Road to Reality - Continued Fractions

Saturday my new book arrived - The Road to Reality by Roger Penrose. This is a much appraised book. The saying goes that it is somewhat too complex to be understood by the minds that, let’s say, usually deal with stuff that has not much connection to the thought processes that lead to a mathematical understanding of our reality. Either way, it is meant to be a thorough introduction (it clocks in at roughly 1000 pages), does not shy away from maths, and is quite current when it comes to what we know about how the world is composed. I am still in the starting tracks and now came across the way that the ancient Greeks dealt with irrational numbers. You can obtain those by doing continued fractions.

A continued fraction looks e.g. like this:

1 + (2 + (2 + (2)^-1)^-1)^-1

Knowing that x^-1 = 1 / x, one can see why this is a continued fraction. However, we have stopped here after 3 steps, while a true representation of the squareroot of 2 would be to carry on with the sequence indefinitely.

The great thing about maths is that interesting patterns emerge…to cite Penrose’s book (related to how to calculate quadratic irrationals, i.e. those squares whose roots are irrational numbers):

The sequence of natural numbers that defines it as a continued fraction has a curious characteristic property. It starts with some number A, then it is immediately followed by a ‘palindromic’ sequence (i.e. one which reads the same backwards) […] followed by 2*A, after which the sequence […] repeats indefinitely.
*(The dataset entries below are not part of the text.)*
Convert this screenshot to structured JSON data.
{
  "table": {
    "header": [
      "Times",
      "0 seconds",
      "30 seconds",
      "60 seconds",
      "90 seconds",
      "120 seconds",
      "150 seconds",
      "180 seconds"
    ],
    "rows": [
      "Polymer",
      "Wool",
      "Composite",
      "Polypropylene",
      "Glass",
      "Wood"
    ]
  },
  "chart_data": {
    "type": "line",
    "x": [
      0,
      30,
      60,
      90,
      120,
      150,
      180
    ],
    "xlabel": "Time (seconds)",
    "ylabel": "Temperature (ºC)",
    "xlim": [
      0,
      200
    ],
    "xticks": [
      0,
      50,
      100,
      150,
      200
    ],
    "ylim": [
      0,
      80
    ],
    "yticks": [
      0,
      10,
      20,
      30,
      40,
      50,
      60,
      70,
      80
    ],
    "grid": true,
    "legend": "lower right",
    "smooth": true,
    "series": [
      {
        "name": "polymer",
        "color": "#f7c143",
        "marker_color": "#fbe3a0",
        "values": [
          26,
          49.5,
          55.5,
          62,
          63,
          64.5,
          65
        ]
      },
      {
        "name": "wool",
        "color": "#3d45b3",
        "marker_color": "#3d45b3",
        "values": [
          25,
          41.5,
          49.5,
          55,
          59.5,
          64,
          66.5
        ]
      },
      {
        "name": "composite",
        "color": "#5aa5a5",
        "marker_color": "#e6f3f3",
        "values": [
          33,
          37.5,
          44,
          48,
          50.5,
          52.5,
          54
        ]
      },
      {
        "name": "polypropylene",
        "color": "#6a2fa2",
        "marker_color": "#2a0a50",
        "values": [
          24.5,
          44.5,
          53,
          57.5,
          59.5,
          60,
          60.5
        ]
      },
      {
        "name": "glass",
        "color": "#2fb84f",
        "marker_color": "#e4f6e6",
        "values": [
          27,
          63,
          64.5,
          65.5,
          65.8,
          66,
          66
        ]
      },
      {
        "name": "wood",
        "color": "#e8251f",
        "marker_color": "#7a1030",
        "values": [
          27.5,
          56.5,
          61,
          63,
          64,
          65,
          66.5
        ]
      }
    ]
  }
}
We can express this in Haskell (those Greeks would probably have loved my laptop. What a good life I could have lead. And yet, I’d have had to sleep lightly, who knows who’d have wanted to steal my magic screen. Not to speak that I don’t know where I could get electricity at that time. But I’m deviating)

depth = 20
-- Create a sequence of the form 1/(a + 1/(b + 1/(c + 1/a)), etc. where a,b,c come from 
-- an infinite sequence where those 
-- a b c's repeat. "no" denotes how often you want to perform the recursion, which affects accuracy of the result
-- See Penrose pg 56, continued fractions
ctF x 1 = 1.0 / (head x)
ctF (x:xs) no = 1.0 / next
  where next = x + (ctF xs (no-1))

useSeq :: (Fractional a) => a -> [a] -> a
useSeq start x = start + ctF (makeSequence mySeq) depth
  where 
    makeSequence = concat . repeat
    mySeq = x ++ [2*start]

-- e.g. sqrt(2) = useReq 1 [2] 
-- sqrt(14) = useSeq 3 [1,2,1]
-- sqrt(15) = useSeq 3 [1]
-- sqrt(24) = useSeq 4 [1]
-- sqrt(23) = useSeq 4 [1,3,1]
-- sqrt(24) = useSeq 4 [1]

Haskell is just cool when it comes down to using infiniteness. We have inifinite lists, sequences, what have you. Naturally we have to ensure that at some point we get a result back, however the bail-out condition in the above code is the depth value that states how often we will perform a division.

By the way, one pattern appears obvious: (useSeq x [1])² = (x+1)² - 1 . You have got to love maths for that kind of stuff. Infiniteness reduces getting square roots of integers to a game of division.